Comment by sgt101
3 years ago
>"In quantum computing thinking is shifting from a government-funded big science approach to an exploration and exploitation of the more dynamic start-up innovation ecosystem. “We need to try out different things, and use the innovation ecosystem to test, learn and build machines."
this is weird because it's very clear that the basic science of quantum computing is far from done. Investors can pour as much money as they like into a series of holes in the ground, but if the universe says no then nothing will come of it. We do not know how to solve many of the fundamental problems of scaling a QC, until we do I think this is really just stupid.
The QC startup scene looks like 50 Theranos's in search of a lawsuit to me; it's going to be 30 years before serious and usable machines appear - if ever.

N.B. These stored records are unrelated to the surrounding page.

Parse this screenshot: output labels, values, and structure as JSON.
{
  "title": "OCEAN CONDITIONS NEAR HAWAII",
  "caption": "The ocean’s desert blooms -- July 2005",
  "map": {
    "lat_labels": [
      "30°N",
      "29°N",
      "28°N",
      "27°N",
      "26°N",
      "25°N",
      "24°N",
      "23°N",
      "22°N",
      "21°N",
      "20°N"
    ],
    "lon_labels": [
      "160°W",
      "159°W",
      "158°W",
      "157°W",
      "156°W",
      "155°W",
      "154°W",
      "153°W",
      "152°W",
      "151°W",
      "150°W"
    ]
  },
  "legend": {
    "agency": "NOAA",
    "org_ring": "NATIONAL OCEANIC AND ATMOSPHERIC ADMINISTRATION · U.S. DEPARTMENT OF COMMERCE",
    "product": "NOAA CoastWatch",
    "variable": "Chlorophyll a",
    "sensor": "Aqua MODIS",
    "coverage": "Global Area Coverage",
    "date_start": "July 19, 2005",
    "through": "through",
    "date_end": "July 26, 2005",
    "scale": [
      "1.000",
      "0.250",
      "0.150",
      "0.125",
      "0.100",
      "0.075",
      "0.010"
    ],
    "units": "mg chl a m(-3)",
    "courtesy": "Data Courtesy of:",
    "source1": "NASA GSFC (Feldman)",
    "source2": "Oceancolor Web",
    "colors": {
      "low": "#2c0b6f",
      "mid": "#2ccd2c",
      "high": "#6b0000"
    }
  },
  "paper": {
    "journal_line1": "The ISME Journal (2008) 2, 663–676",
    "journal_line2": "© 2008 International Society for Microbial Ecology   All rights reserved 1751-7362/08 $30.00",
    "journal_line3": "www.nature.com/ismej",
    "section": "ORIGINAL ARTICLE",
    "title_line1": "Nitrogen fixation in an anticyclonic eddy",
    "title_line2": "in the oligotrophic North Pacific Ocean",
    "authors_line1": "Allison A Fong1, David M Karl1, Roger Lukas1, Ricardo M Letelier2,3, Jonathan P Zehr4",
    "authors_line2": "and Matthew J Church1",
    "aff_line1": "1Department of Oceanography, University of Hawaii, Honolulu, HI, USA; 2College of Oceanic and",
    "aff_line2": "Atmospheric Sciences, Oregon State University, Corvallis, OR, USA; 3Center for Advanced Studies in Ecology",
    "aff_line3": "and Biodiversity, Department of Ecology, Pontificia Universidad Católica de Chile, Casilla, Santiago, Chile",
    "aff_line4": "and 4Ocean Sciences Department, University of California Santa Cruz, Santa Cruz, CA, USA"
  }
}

Its called the Explore-Exploit Tradeoff. If you are King of Spain you can afford to send out a bunch of ships that will never return. If you are not King of Spain, and want to be King of Spain, then all this wild goose chase stuff makes no sense. Makes more sense to get busy on land exploiting others to become King of Spain.
Problem is when the King of Spain wants to become King of Europe and starts waging war to achieve his higher ambitions. That is what you see with modern companies, Google isn't fine just being the king of Search, Amazon isn't fine just being the king of online shopping etc, everyone wants to dominate ever more areas.
You see it with tin pot dictators too.
the difference between a QC and Theranos is you can't prove a quantum computer isn't actually working as advertised.
I was quite irritated by the debunking of Sycamore's result recently; I had the impression from the pr (and the paper) that they had obtained exact results, but the truth is that these results were approximate. That's totally different. Previously I had dug out of the papers that it takes 48hrs to boot the machine and that it can only run for a few hours... and that was disappointing enough.
Also the obscuring of the impact of quantum fidelity on the Eagle chip from IBM. Ok, it's got 124 qbits - but you end up with a max circuit size of 24 which is similar to the previous 48 qbit generation (I think that one is called dodo or something).
Anyway, it looks like the absolute best spin is put on everything and the actual problems are being ducked - probably because they have to be because they are way beyond the current SOA.
if I got a startup grant for every idea someone can't prove doesn't work I'd be the most well funded individual on the planet
Shor you can: can it break RSA? If yes, QC. If not, not QC.
What if it's just able to break a particular RSA file after several billion attempts to keep it running long enough?
It is likely an Edison scenario, we just need to test thousands of things to find something that is stable enough to produce results. There are so many possibly setups to make it work that we will probably find something sooner or later. We already have many setups that works, but aren't powerful enough to be useful, just need to find a setup that works a bit better.
Theranos made the mistake of trying to apply the "fake it until you make it" strategy to medical devices, where there just isn't the option avoid proving your solution is safe and effective before bringing it to market.